This in-depth exploration of applications of combinatorial optimization to communications networks focuses primarily on wireless networks and optical networks, which are the main areas of research of the three editors. Although the book consists of numbered chapters, it is in reality a collection of survey papers. The book takes the approach of allowing the application to drive the discussion, so each chapter introduces a problem in an area of networking, and then subsequently focuses on a technique from combinatorial optimization that is used to attack the problem.
In networking, the book explores such topics as optimal server allocation in wireless networks, multipath routing, allocation policies, quality of service, wavelength-division multiplexing (WDM) switching networks, topology in both optical and wireless networks, dynamic simulcasting, and failure recovery. All these problems involve improvement objectives such as quality of service, cost, or performance in a network, and thus they lend themselves to a combinatorial optimization approach. Among techniques from combinatorial optimization, we find evolutionary algorithms, pathfinding algorithms, semidefinite programming, stochastic programming, linear programming, and scheduling algorithms.

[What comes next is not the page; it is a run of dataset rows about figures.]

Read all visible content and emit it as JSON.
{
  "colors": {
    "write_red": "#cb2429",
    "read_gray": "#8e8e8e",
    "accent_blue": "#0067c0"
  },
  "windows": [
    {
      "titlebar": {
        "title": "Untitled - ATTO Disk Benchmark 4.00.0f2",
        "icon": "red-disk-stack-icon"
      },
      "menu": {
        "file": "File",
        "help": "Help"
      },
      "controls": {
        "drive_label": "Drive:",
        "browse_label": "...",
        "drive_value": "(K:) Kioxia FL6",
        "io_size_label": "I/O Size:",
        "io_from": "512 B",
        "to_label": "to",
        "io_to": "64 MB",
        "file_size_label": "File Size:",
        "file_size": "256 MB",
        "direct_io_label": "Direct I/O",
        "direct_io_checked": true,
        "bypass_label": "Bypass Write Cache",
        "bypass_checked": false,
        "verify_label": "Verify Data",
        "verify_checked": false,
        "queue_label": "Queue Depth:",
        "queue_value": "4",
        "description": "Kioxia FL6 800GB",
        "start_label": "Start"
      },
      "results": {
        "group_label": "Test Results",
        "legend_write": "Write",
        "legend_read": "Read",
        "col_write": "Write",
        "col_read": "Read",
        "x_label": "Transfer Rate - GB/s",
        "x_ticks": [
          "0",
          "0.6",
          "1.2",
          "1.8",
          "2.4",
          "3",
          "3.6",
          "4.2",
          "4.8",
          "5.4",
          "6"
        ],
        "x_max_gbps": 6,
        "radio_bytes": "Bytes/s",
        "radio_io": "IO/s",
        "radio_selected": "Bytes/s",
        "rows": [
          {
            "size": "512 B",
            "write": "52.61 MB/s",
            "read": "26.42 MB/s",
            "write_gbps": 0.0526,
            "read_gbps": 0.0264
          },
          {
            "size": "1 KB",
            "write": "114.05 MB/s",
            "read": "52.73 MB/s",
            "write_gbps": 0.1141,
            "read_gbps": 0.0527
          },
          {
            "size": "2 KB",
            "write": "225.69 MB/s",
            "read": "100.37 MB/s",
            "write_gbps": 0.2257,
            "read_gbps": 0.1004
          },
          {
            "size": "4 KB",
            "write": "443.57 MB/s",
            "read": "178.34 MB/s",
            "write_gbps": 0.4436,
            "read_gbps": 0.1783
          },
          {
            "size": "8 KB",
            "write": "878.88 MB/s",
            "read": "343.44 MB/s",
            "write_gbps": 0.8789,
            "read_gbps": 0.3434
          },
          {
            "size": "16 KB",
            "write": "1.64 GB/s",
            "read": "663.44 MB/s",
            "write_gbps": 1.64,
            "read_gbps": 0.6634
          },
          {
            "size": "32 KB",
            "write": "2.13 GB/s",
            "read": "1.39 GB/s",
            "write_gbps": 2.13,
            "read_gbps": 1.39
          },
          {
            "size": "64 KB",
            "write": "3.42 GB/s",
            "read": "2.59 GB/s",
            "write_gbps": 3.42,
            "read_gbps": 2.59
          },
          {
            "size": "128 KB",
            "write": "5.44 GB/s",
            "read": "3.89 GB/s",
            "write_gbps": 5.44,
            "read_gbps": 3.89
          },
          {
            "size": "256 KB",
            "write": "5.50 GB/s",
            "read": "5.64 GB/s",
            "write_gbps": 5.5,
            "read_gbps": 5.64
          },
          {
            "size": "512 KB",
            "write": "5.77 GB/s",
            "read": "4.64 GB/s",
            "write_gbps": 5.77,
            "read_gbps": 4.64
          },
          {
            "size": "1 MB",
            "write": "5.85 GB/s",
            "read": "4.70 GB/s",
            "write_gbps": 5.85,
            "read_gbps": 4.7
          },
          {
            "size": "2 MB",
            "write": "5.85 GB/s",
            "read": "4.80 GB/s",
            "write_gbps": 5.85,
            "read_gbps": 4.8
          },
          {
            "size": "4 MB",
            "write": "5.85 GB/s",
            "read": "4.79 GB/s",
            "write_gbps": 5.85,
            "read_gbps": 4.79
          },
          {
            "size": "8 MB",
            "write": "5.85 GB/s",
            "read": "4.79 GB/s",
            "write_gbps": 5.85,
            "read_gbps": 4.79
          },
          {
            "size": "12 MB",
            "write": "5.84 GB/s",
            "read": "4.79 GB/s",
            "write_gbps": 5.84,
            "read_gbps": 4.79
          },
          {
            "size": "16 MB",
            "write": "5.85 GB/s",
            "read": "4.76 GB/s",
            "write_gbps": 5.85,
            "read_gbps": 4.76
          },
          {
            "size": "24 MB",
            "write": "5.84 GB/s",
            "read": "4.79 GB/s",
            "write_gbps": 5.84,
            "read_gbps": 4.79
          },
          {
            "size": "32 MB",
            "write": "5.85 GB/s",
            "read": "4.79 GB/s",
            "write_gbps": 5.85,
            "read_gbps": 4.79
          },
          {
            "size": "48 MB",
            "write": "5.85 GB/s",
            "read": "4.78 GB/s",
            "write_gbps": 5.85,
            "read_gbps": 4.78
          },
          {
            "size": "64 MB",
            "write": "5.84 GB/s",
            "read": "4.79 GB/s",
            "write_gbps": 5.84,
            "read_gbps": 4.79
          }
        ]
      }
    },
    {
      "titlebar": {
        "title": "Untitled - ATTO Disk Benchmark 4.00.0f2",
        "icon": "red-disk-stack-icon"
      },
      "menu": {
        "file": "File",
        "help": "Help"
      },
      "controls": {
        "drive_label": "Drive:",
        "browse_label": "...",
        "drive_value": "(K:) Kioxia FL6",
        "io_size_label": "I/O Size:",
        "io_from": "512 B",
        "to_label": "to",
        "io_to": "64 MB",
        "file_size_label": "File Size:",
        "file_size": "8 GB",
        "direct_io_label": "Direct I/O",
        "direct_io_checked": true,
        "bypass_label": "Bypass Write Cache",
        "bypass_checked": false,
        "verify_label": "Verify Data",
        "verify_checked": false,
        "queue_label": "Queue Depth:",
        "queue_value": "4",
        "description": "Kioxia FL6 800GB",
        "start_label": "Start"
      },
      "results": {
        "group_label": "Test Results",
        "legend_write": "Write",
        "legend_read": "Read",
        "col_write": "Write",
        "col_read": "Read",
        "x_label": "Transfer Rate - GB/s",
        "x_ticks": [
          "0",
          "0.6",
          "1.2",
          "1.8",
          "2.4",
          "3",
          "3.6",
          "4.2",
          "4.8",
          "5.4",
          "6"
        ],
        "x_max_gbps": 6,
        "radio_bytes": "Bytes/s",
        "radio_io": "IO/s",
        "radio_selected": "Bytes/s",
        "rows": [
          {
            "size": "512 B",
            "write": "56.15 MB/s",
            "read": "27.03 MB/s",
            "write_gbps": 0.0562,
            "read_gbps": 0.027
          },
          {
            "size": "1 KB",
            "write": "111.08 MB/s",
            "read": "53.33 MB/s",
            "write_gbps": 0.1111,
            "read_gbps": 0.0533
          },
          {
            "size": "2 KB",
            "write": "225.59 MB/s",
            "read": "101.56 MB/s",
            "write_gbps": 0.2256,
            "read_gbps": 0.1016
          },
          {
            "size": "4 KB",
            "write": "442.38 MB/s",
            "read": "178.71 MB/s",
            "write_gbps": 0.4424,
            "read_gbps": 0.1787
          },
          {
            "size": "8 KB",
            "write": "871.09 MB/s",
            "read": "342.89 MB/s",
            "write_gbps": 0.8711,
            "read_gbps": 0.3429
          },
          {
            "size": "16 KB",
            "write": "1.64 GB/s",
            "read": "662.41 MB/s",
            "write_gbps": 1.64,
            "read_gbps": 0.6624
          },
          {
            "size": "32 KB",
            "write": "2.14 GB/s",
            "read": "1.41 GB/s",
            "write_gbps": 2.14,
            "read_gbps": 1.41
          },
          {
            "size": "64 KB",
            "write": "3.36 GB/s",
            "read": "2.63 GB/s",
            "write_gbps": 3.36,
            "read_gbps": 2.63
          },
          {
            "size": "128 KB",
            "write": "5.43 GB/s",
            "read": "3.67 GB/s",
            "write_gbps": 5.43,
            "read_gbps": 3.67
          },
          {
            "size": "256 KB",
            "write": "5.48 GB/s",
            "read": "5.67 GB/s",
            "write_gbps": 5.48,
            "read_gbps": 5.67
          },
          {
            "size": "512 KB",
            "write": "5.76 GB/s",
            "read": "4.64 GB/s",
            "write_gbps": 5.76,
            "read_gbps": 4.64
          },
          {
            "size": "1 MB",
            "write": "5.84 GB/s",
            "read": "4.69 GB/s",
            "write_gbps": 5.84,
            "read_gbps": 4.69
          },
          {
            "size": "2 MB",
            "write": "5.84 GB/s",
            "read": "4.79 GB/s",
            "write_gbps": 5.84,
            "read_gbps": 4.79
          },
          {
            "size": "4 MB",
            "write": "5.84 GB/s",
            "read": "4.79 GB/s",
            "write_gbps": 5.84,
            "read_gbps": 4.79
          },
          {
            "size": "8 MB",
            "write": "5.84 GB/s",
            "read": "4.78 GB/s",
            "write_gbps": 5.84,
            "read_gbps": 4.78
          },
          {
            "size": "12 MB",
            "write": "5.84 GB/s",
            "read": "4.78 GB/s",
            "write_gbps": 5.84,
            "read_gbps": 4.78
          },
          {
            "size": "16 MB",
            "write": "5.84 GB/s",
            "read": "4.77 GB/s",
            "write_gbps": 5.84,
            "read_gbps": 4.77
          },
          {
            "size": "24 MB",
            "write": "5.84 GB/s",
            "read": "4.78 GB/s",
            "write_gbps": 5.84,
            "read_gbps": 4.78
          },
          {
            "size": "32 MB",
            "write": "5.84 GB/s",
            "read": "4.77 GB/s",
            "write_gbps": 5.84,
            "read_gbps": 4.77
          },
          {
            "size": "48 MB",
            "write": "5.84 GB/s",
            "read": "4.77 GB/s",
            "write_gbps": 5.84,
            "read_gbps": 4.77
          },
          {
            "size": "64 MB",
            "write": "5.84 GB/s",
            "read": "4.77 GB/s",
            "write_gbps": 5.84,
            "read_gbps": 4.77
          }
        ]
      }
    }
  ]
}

The book is comprehensive and detailed. It can be somewhat repetitive, since each chapter is self-contained; acronyms and definitions are necessarily repeated. The chapters are well written, however, and feature a wealth of references. The audience for this book would be researchers in the combinatorial optimizations field who are looking to explore applications of familiar techniques. A graduate student looking for a thesis problem would also find the book useful. In this regard, the book could have been improved with the addition of some suggested open problems, but this is a minor issue. The real strength of this book is its inclusiveness and broad range.